Scientists at the University of Göttingen develop drug for antibody tumour therapy
Chemists at the University of Göttingen have developed new cytotoxic drugs which could revolutionise antibody-based tumour therapy approaches. The research team succeeded in modifying the natural product Duocarmycin into “prodrug” formats – which means that it only develops its effect once inside the tumour cell, thus reducing the likelihood of potential side effects on passage through the body. The University has entered into an exclusive licence agreement with the biotechnology company Iksuda Therapeutics for onward development and commercialisation in cancer therapeutics.

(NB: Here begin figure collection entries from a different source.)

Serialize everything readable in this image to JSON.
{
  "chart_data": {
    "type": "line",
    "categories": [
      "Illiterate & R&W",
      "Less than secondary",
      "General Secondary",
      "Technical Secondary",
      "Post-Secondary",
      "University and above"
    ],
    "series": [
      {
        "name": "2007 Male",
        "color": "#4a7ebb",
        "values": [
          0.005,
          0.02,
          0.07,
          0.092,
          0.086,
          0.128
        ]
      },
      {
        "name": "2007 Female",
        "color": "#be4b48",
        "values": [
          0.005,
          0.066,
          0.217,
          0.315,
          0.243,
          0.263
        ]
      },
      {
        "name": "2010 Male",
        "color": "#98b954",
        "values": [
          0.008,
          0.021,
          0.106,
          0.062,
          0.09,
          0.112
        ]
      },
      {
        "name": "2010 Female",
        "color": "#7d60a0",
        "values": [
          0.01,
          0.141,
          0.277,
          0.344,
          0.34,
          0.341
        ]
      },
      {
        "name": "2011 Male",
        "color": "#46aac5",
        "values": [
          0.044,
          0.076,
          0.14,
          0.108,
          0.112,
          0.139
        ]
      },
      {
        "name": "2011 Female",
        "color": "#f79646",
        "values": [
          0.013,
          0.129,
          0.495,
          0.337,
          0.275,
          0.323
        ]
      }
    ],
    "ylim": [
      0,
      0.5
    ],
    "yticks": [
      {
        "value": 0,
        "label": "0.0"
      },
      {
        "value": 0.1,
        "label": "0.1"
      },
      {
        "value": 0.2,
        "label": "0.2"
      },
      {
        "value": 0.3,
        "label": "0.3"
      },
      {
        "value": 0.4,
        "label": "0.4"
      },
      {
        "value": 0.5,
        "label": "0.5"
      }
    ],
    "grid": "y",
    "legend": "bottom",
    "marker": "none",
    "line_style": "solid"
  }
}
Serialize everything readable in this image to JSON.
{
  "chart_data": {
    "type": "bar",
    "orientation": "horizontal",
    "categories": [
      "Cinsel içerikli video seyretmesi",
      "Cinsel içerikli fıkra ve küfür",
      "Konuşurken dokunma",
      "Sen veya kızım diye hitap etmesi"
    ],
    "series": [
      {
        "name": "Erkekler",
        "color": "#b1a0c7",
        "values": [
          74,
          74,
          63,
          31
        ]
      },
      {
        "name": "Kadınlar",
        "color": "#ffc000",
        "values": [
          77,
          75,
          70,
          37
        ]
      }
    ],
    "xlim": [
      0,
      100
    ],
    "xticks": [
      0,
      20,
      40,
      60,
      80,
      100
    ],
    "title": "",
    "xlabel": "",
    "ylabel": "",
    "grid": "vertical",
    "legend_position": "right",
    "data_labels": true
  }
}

Antibody tumour therapies have enabled significant therapeutic benefits to patients suffering from cancer, autoimmune diseases and other serious diseases. However, many antibodies lack sufficient anti-tumour activity in the cell. This can be achieved by the use of antibody-drug conjugates (ADCs), where antibodies, which target specific cancer antigens, are armed with powerful cell-killing (cytotoxic) agents or ‘payloads’. ADCs have become powerful additions to the cancer treatment armoury, with several recent drug approvals and expanding clinical validation. However, most early-wave ADCs are associated with poor tolerability profiles, often due to a reduction in efficacy caused by the loss of the toxic payload whilst in circulation. Some programmes have failed as a result of low efficacy, where the payload is not active enough once inside the cell. ADC innovators, such as Iksuda, are working on the development of ADCs with a higher therapeutic index and finding safer ways to deliver potent cell-killing toxins. Iksuda has developed their own stable conjugation platform which reduces the risk of loss of efficacy.
One way to enhance both safety and efficacy of an ADC is to ensure that the payload is only released via tumour-activated mechanisms. With this approach, the precursors, called prodrugs, are able to release more potent payloads inside the cancer cell, with limited impact outside the cell.